バレンティンは本誌の取材に対し、気温はアメリカの方が高いかもしれないが、イギリスの暑さの方が「はるかにひどいと感じる」と語った。TikTokに投稿した動画(@redbusruss)には「アメリカ人は弱くて本当の暑さを知らない」というキャプションが付いている。
イギリスの猛暑については「シカゴに比べるとはるかに容赦なくて強烈で蒸し暑い」と訴え、イギリスで経験した最高気温は35度だったと付け加えた。
イギリスの住宅にも問題があるとバレンティンは言う。イギリスの住宅は熱を閉じ込める設計になっていて、「家の中にいるとまるでオーブンの中で過ごしているような状態」だと本誌に語った。
最初は遮光カーテンと扇風機でしのいでいたものの、結局ポータブルエアコンを購入し、そのおかげで「かなり楽になった」という。

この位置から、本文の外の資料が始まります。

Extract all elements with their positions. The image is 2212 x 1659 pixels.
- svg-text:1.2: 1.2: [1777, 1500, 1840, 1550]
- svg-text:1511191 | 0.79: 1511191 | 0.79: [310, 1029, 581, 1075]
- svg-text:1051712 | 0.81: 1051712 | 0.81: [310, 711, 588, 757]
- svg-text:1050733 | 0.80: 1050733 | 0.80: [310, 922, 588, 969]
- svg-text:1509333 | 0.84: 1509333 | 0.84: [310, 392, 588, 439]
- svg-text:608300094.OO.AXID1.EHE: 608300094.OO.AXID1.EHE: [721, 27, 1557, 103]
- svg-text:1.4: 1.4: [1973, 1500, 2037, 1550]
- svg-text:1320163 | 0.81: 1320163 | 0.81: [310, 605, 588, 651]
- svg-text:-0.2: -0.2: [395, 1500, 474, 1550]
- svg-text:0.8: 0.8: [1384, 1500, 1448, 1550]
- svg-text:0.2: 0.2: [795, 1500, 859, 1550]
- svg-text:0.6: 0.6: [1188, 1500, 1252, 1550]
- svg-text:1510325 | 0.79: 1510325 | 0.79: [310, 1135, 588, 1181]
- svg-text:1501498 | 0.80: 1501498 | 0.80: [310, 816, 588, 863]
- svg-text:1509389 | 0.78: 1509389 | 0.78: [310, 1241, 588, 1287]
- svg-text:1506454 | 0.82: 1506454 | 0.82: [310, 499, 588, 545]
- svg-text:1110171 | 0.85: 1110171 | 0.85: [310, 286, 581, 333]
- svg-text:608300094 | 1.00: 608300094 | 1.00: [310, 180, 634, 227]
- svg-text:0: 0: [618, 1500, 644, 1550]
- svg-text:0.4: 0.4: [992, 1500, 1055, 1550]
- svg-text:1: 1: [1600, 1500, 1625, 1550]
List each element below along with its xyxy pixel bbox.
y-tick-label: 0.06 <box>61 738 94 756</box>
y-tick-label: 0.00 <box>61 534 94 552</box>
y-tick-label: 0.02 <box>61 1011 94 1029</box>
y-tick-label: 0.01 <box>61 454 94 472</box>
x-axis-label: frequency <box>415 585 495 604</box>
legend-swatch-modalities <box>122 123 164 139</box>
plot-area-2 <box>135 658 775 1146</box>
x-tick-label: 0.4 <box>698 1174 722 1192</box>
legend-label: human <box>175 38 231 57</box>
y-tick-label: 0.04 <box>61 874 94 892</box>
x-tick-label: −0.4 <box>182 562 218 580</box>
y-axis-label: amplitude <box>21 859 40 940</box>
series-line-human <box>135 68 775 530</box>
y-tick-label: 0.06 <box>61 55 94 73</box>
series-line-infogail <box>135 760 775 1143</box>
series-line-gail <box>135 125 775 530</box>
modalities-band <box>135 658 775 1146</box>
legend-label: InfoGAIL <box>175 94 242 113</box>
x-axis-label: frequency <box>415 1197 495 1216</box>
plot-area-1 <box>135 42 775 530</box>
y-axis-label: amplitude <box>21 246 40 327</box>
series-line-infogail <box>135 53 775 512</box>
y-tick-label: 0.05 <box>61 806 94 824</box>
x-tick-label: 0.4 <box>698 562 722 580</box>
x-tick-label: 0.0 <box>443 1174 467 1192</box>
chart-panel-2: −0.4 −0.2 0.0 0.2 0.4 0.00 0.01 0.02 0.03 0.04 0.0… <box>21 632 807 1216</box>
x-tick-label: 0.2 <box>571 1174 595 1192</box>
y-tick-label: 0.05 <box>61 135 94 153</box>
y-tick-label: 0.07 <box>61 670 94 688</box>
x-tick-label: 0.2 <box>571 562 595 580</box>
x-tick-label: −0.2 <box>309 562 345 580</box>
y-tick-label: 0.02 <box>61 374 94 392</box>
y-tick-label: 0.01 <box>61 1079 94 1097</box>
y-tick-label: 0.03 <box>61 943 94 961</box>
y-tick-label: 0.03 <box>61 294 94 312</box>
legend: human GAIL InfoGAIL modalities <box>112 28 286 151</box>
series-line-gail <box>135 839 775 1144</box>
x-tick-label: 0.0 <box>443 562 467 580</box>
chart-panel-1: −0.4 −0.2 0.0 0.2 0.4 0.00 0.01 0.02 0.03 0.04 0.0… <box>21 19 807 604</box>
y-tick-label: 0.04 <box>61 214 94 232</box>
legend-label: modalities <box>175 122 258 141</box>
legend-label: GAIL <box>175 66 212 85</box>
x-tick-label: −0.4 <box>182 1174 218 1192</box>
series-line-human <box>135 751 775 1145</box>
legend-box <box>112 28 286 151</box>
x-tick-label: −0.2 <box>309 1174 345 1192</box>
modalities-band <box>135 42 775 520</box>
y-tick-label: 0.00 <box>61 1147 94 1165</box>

テキサス州出身でロンドン在住の看護師マリッサ・パークスにとっても、イギリスの暑さは衝撃的だったといい、「ここの暑さはテキサスで慣れ親しんだ暑さとは全然違う」と本誌に語った。
パークスもやはり、イギリスの暑さを訴える動画をTikTokに投稿している(@mp_xoxox9)。
テキサス州は普段から暑いのが普通で、気温38度を超える日が何週間も、時には何カ月も続くこともある。
しかし2025年1月にロンドンに移住したパークスは、テキサス州に比べると気温は低くても、ずっと過酷に感じると打ち明けた。
「イギリスで最悪の気温を経験したのは去年の夏で、35度に近かったと思う。テキサスだったらそれほど珍しいことではないけれど、それでも予想外だった」
暑さはイギリスの方が「重苦しくて息苦しいほど」とパークスは言い、原因は設備やライフスタイルの違いにあると指摘する。テキサスではエアコンが普及していて、1日の中で最も暑い時間帯を避ける過ごし方が定着していた。
対照的にロンドンでは夏は日中の時間が長く、住宅にはエアコンがないのが一般的。日常生活で歩いたり公共交通機関を使ったりすることが多く、屋外で過ごす時間も長い。